The Court of Appeal held that a break option expressed to be for the benefit of an original tenant only was not capable of being exercised by the original tenant after it had assigned the term of the lease to a 3rd party. Etherton LJ said that, amongst the reasons for dismissing the appeal and upholding the first instance decision were:

  • That documents are to be interpreted “to give effect to the intention of the parties to be ascertained in the light of the commercial purpose and context of those documents and the factual setting known to the parties".
  • A right to end a lease is, generally, an incident of the landlord and tenant relationship.
  • The possibility that a former tenant could bring a lease to an end “would be extraordinary, even if technically possible” because, amongst other things, of problems with the Landlord and Tenant Act 1954 and the more straightforward way for the tenant to retain the break right by simply sub-letting, rather than assigning.
  • The number of cases which have upheld this position – which commercial lawyers would have considered in drafting the rights
  • The desirability of retaining some degree of predictability in the interpretation of leases.

Etherton LJ held that the reference in the 2005 lease break clause to “Linpac Mouldings Limited as original tenant...” meant that:

    “Linpac is only able to exercise the right to determine the 2005 Lease "as original tenant", that is to say in its capacity as and so long as it is the tenant. It seems to me, with respect, impossible to argue that the words "as original tenant" are terms of art which denote the first tenant, whether or not it remains the tenant.” (para 50)

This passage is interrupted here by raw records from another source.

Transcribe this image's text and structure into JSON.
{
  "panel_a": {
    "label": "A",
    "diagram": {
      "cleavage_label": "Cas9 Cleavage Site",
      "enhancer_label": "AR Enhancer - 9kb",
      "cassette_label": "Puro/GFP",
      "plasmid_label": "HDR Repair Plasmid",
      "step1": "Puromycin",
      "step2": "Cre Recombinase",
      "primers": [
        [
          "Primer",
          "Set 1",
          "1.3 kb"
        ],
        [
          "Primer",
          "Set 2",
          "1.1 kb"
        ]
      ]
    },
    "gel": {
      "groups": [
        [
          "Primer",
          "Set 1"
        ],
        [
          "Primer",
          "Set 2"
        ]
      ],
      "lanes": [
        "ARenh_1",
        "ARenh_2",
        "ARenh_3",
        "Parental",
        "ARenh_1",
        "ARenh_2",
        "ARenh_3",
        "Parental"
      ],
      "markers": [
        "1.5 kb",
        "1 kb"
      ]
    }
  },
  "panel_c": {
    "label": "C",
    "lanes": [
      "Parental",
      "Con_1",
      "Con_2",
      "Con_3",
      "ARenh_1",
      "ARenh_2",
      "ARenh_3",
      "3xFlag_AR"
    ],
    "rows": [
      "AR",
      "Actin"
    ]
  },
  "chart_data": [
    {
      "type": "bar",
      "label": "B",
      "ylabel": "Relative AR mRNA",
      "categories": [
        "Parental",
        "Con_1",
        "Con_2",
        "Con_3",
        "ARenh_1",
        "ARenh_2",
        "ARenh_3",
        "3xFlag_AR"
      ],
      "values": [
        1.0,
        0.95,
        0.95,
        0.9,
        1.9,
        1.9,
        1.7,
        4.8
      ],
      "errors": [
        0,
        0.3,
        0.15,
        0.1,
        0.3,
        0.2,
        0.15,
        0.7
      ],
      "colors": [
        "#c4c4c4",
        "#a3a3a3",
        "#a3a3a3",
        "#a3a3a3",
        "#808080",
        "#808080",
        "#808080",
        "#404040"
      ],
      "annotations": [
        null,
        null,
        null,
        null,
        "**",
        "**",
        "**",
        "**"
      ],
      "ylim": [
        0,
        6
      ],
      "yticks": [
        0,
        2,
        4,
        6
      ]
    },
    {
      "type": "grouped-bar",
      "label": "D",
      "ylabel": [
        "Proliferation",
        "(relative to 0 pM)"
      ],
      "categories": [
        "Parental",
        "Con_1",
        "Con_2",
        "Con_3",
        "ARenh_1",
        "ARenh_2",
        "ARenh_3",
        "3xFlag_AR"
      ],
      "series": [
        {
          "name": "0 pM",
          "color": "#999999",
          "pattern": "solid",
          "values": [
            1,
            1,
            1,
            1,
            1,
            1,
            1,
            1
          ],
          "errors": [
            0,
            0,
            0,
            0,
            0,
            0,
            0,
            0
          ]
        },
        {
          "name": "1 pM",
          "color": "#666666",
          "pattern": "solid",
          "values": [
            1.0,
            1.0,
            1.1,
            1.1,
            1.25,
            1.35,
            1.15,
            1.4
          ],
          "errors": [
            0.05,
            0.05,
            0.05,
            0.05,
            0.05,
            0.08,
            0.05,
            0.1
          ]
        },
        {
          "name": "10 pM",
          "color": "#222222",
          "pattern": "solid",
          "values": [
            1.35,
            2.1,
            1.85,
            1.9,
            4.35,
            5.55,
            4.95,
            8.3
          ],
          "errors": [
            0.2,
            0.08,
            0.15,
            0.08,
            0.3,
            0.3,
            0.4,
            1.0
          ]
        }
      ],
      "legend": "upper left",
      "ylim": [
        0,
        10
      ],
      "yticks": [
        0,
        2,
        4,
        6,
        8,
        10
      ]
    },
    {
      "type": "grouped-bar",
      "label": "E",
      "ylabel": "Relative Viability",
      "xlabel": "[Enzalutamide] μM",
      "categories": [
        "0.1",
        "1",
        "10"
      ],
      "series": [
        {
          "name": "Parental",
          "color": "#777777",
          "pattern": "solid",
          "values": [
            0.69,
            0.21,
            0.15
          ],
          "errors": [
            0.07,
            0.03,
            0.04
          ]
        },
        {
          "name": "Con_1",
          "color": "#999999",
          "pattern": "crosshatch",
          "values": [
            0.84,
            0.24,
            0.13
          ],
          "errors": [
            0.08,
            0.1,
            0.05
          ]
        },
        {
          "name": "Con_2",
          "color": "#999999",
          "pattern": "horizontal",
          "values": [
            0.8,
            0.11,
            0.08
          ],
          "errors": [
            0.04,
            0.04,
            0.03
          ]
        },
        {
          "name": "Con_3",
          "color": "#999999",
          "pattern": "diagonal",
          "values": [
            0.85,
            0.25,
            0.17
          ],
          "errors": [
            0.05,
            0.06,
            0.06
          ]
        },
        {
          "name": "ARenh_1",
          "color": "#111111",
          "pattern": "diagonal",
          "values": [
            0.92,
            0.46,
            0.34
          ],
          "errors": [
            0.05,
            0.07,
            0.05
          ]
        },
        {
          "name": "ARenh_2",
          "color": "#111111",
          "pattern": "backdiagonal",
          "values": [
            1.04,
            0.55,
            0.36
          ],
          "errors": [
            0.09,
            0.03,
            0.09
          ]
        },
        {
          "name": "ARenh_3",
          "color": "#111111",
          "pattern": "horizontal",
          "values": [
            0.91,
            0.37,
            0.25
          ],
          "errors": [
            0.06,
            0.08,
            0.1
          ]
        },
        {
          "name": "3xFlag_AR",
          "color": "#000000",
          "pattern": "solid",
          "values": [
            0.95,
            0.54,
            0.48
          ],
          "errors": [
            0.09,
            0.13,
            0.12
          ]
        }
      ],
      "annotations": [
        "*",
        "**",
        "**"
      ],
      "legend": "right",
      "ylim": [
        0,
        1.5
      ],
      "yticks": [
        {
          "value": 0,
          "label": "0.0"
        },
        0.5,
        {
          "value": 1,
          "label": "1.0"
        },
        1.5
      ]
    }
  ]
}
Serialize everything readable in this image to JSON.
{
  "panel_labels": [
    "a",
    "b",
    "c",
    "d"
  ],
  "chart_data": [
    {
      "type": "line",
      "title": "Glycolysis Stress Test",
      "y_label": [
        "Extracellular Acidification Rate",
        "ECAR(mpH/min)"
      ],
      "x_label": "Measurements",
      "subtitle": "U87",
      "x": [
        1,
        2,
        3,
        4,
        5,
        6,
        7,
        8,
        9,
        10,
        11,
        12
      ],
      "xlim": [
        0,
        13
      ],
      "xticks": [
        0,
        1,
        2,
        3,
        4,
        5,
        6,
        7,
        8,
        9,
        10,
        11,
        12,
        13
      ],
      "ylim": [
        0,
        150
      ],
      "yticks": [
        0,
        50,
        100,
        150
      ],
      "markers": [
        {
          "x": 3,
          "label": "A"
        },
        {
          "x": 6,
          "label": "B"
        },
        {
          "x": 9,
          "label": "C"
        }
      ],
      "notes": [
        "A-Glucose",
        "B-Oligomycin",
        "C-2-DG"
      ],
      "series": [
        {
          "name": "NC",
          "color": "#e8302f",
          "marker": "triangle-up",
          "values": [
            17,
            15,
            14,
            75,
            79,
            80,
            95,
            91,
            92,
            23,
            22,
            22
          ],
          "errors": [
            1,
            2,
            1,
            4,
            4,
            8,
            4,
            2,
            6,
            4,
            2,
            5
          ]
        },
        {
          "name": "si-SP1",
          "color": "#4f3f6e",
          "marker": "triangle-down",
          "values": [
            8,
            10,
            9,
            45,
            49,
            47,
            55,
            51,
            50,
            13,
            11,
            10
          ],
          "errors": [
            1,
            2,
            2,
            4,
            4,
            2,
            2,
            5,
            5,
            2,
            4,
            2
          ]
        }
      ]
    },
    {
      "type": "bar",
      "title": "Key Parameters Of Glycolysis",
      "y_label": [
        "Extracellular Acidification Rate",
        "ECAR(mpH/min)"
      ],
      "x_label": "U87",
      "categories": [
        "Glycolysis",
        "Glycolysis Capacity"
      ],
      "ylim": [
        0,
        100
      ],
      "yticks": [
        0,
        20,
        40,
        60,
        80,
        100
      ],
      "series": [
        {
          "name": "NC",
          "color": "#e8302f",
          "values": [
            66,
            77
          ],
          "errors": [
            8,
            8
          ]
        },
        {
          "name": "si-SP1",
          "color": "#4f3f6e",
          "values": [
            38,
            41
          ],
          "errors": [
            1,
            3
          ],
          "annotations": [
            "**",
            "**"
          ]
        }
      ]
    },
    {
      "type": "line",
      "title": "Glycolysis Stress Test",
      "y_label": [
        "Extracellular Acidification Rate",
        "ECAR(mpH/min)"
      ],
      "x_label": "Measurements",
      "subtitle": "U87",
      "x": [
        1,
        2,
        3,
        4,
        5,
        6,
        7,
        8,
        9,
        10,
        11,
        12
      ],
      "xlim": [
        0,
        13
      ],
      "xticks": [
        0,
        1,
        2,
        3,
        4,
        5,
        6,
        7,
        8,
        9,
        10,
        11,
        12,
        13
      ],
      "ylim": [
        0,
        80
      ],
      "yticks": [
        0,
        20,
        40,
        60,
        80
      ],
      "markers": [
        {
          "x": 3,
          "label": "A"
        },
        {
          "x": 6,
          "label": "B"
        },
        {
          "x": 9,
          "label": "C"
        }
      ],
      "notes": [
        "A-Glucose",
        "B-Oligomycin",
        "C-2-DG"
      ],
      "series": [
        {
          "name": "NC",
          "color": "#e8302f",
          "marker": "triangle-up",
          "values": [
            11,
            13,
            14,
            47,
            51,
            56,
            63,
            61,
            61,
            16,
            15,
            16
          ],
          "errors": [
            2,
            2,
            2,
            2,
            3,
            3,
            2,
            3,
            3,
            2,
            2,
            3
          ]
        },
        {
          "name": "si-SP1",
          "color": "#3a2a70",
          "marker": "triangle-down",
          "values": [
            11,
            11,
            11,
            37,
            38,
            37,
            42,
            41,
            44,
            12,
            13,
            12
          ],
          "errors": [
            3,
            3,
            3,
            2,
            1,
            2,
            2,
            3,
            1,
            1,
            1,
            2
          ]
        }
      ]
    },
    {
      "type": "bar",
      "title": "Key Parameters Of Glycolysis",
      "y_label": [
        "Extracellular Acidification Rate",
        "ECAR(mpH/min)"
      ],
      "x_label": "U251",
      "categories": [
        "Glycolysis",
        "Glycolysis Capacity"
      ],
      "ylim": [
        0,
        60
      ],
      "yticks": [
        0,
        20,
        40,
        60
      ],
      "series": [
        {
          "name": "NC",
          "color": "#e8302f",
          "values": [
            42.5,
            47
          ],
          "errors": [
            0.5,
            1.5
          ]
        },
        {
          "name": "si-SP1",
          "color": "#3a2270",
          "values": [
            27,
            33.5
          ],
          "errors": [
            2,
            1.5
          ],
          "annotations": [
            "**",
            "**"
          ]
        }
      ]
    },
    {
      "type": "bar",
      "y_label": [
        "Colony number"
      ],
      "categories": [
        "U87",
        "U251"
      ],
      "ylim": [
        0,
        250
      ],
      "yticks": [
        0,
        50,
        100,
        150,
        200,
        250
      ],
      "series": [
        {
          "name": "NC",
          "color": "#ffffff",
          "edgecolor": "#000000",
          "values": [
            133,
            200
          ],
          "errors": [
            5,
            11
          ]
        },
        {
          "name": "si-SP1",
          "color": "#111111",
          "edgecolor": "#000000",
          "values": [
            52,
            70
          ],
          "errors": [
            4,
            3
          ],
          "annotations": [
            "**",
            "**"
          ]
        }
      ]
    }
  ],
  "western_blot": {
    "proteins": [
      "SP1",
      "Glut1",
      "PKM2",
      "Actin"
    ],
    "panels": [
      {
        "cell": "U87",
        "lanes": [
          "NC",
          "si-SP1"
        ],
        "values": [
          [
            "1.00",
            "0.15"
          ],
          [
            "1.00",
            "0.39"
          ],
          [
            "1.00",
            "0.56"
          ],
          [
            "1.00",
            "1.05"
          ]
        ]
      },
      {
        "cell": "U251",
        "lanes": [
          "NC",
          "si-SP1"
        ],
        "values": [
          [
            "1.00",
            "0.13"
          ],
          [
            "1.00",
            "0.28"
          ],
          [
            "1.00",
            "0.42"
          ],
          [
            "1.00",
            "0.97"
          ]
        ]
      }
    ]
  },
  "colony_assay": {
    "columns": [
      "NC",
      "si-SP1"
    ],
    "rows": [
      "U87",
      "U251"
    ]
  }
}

Sedley LJ agreed with the decision, but with misgivings. His concerns centred on the terms of the leases: for 99 years and 65 years, at full rack rent with one break right available to the original tenant to bring the leases to an end in 2010. He could see an argument that Linpac should be capable of being able to exercise the break right, regardless of whether it was the tenant at the time:

    “I do not find it odd that a party which had ceased to be the tenant should have been empowered to do this. As assignor of the term, Linpac remained liable on the covenants and so had a continuing and important interest in the break clause. There may have been no surviving privity of estate, but there was continuing privity of contract.” (para 62)

However, he ultimately held that the commercial and legal background against which the lease was made supported the conclusion reached by Etherton LJ:

    “Even so, on what I accept is the correct construction of the 2005 lease, Linpac, by assigning the term, have put it out of their power to break it. Whether this outcome was intended (there has been no claim for rectification) or simply not addressed we do not know. But it is what the lease says – or at least what it means. The result is that Linpac remain liable until 2070 for an annual rackrent on premises which they neither occupy nor have any use for.” (para 65)


In drafting terms, it is always preferable to add a proviso to the effect that the break option lapses on an assignment by the original tenant.